After taking in everything he could from this vantage point -- he'd by now decided that this was some kind of video station for that moon base -- he hit the third button. It was mounted nearer to one of the spaceships, and he got a closer look on the people moving about.

And then he noticed it.

He wasn't a racist by any stretch, but he was certain their skin color wasn't right. Purple wasn't a human color. Purple was well outside of the human range, and unlike those, purple wasn't what he should be seeing.

These weren't people. At least, not in the general definition he'd apply.

There was a moonbase. There were beings there. They weren't human. They have hundreds -- maybe even more -- spaceships, and they're loading weapons onto those spaceships.

He panicked. He went through the other buttons but couldn't see much more. The machine pinged and whirred and buzzed at him, and by now he was starting to get nervous that he was doing things that would tip off the beings on the moon -- what a thought to have! -- that he was watching. But he didn't see them respond to anything, so he relaxed a little.

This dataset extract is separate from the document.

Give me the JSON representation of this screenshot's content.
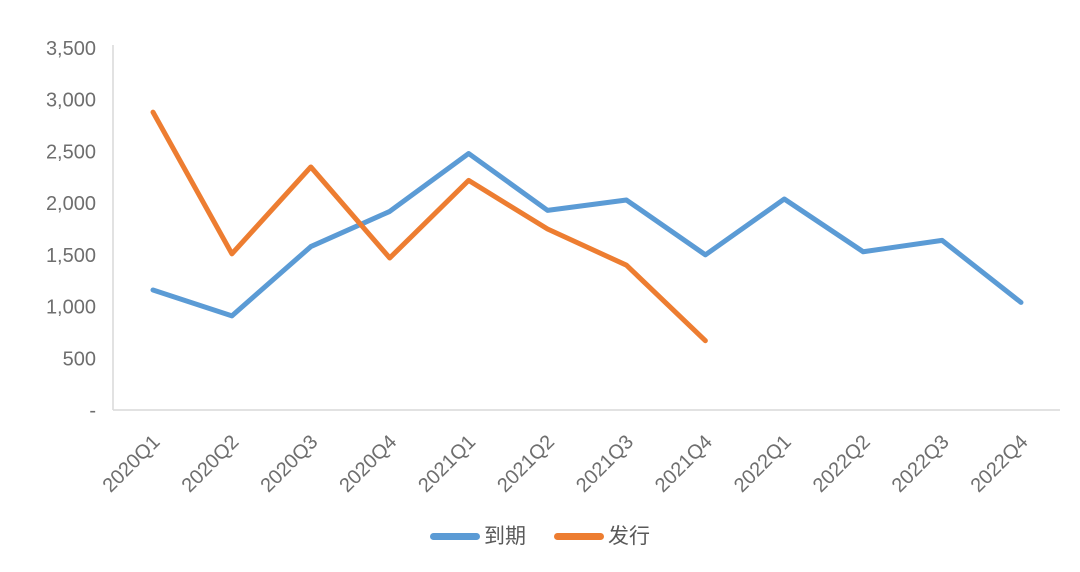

He did hold his breath until he was certain, though.

They calmly kept loading their weapons.

He needed to contact someone, but who? There's no Ministry of Extraterrestrials. So he just googled it. Other than some fringe groups that didn't seem too trustworthy, he found the first international agency that was legit. A government agency. It wasn't his country's agency, but he decided to try anyway. Why not, right?

Someone needed to know about this. And he wasn't going to be the asshole that pretended something bad didn't happen.

He hit dial, and called the NSA, to explain everything.